Boyabat, Durağan, Saraydüzü... Üçü bir araya geldiğinde 70 bin kişilik bir nüfustan söz ediyoruz. Bu coğrafyada doğan, büyüyen, çalışan, yolu düşen herkesin sağlık umudu çoğu zaman tek bir adrese yöneliyor: Boyabat 75. Yıl Devlet Hastanesi.

Kâğıt üzerinde “bölge hastanesi” unvanına sahip bu kurum, maalesef fiiliyatta zaman zaman bir “sevk merkezi” gibi çalışıyor. İlçede herhangi bir rahatsızlık yaşandığında, hastalar çoğunlukla önce şu soruyu sormak zorunda kalıyor: “ Acaba bu hastalık için burada doktor var mı ? ”

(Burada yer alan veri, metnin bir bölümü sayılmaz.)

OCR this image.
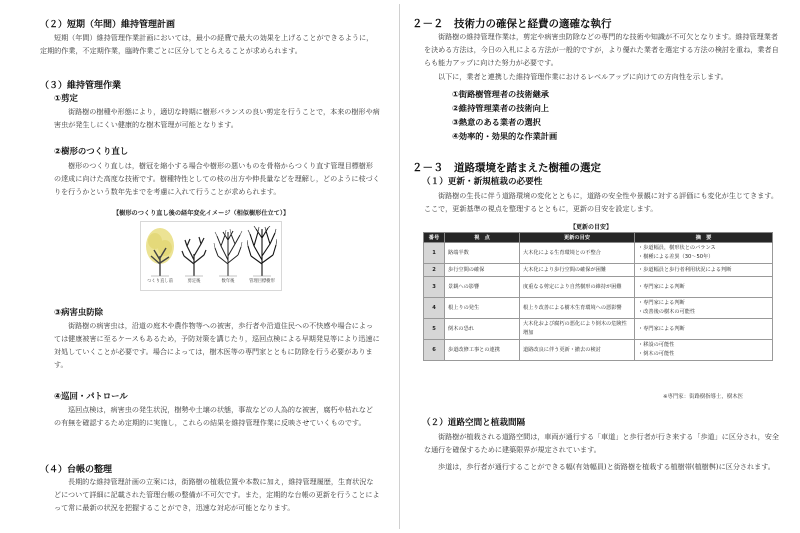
（２）短期（年間）維持管理計画
短期（年間）維持管理作業計画においては，最小の経費で最大の効果を上げることができるように，定期的作業，不定期作業，臨時作業ごとに区分してとらえることが求められます。
（３）維持管理作業
①剪定
街路樹の樹種や形態により，適切な時期に樹形バランスの良い剪定を行うことで，本来の樹形や病害虫が発生しにくい健康的な樹木管理が可能となります。
②樹形のつくり直し
樹形のつくり直しは，樹冠を縮小する場合や樹形の悪いものを骨格からつくり直す管理目標樹形の達成に向けた高度な技術です。樹種特性としての枝の出方や伸長量などを理解し，どのように枝づくりを行うかという数年先までを考慮に入れて行うことが求められます。
【樹形のつくり直し後の経年変化イメージ（相似樹形仕立て）】
つくり直し前	剪定後	数年後	管理目標樹形
③病害虫防除
街路樹の病害虫は，沿道の庭木や農作物等への被害，歩行者や沿道住民への不快感や場合によっては健康被害に至るケースもあるため，予防対策を講じたり，巡回点検による早期発見等により迅速に対処していくことが必要です。場合によっては，樹木医等の専門家とともに防除を行う必要があります。
④巡回・パトロール
巡回点検は，病害虫の発生状況，樹勢や土壌の状態，事故などの人為的な被害，腐朽や枯れなどの有無を確認するため定期的に実施し，これらの結果を維持管理作業に反映させていくものです。
（４）台帳の整理
長期的な維持管理計画の立案には，街路樹の植栽位置や本数に加え，維持管理履歴，生育状況などについて詳細に記載された管理台帳の整備が不可欠です。また，定期的な台帳の更新を行うことによって常に最新の状況を把握することができ，迅速な対応が可能となります。
２－２　技術力の確保と経費の適確な執行
街路樹の維持管理作業は，剪定や病害虫防除などの専門的な技術や知識が不可欠となります。維持管理業者を決める方法は，今日の入札による方法が一般的ですが，より優れた業者を選定する方法の検討を重ね，業者自らも能力アップに向けた努力が必要です。
以下に，業者と連携した維持管理作業におけるレベルアップに向けての方向性を示します。
①街路樹管理者の技術継承
②維持管理業者の技術向上
③熱意のある業者の選択
④効率的・効果的な作業計画
２－３　道路環境を踏まえた樹種の選定
（１）更新・新規植栽の必要性
街路樹の生長に伴う道路環境の変化とともに，道路の安全性や景観に対する評価にも変化が生じてきます。ここで，更新基準の視点を整理するとともに，更新の目安を設定します。
【更新の目安】
番号	視　点	更新の目安	摘　要
1	路端半数	大木化による生育環境との不整合	・歩道幅員，樹形状とのバランス
・樹種による差異（30～50年）

2	歩行空間の確保	大木化により歩行空間の確保が困難	・歩道幅員と歩行者利用状況による判断

3	景観への影響	度重なる剪定により自然樹形の維持が困難	・専門家による判断

4	根上りの発生	根上り改善による樹木生育環境への悪影響	・専門家による判断
・改善後の樹木の可能性

5	倒木の恐れ	大木化および腐朽の悪化により倒木の危険性増加	・専門家による判断

6	歩道改修工事との連携	道路改良に伴う更新・撤去の検討	・移設の可能性
・倒木の可能性
※専門家：街路樹指導士，樹木医
（２）道路空間と植栽間隔
街路樹が植栽される道路空間は，車両が通行する「車道」と歩行者が行き来する「歩道」に区分され，安全な通行を確保するために建築限界が規定されています。
歩道は，歩行者が通行することができる幅(有効幅員)と街路樹を植栽する植樹帯(植樹桝)に区分されます。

Bu soru aslında çok şeyi anlatıyor.
Çünkü burada mesele sadece bir hastalık değil, bir sistemin eksik kalması.
Örneğin, koca bir bölgeye bir tek kardiyoloji uzmanı düşmemesi, sadece bir istatistik değil; insanların kaderini etkileyen bir gerçek.
Bir kalp hastası ambulansla kilometrelerce yol kat etmek zorunda kalıyorsa, orada sadece zaman değil, hayat da kayboluyor demektir.

Oysa Boyabat insanı sabırlıdır, kanaatkardır, kolay kolay şikayet etmez.
Ama sabrın da bir sınırı vardır.
Bugün kahvehanelerde, evlerde, çarşıda, pazarda herkesin dilinde aynı cümle dolaşıyor:
“Bu kadar büyük hastane, nasıl olur da bu kadar eksik kalır?”

Aslında kimsenin beklentisi abartılı değil.
Halk, sadece kendi ilçesinde güvenle tedavi olabileceği bir sağlık sistemi istiyor.
“Bir rahatsızlık yaşarsam burada çözülür.” diyebilmenin huzurunu arıyor.
Ne var ki şu anda birçok kişi içten içe biliyor:
“Nasıl olsa başka hastaneye gideceğim.”

Bu güvensizlik duygusunu tersine çevirmek elimizde.
Hastanemiz, fiziki kapasitesiyle, konumuyla ve altyapısıyla aslında bölgeye hizmet verebilecek güçte.
Eksik olan yalnızca uzman kadrolar ve süreklilik.
Gelen her doktorun ardından “kalır mı, gider mi?” diye konuşmak yerine, köklü bir sağlık planlamasına ihtiyaç var.
Bu da sadece yöneticilerin değil, siyasilerin, sivil toplumun ve halkın ortak sorumluluğu.

Boyabat 75. Yıl Devlet Hastanesi, bu bölgenin kalbidir.
Ve kalp, ihmal kaldırmaz.
Bugün atılacak küçük bir adım, yarın onlarca hayat kurtarabilir.

Geliniz, bu defa gerçekten kalbimize dokunalım.
Doktorun da hastanın da huzur bulduğu bir Boyabat Hastanesi hepimizin ortak hayali olsun.
Unutmayalım; Boyabat’ın kalbi hâlâ atıyor, ama artık biraz desteğe ihtiyacı var.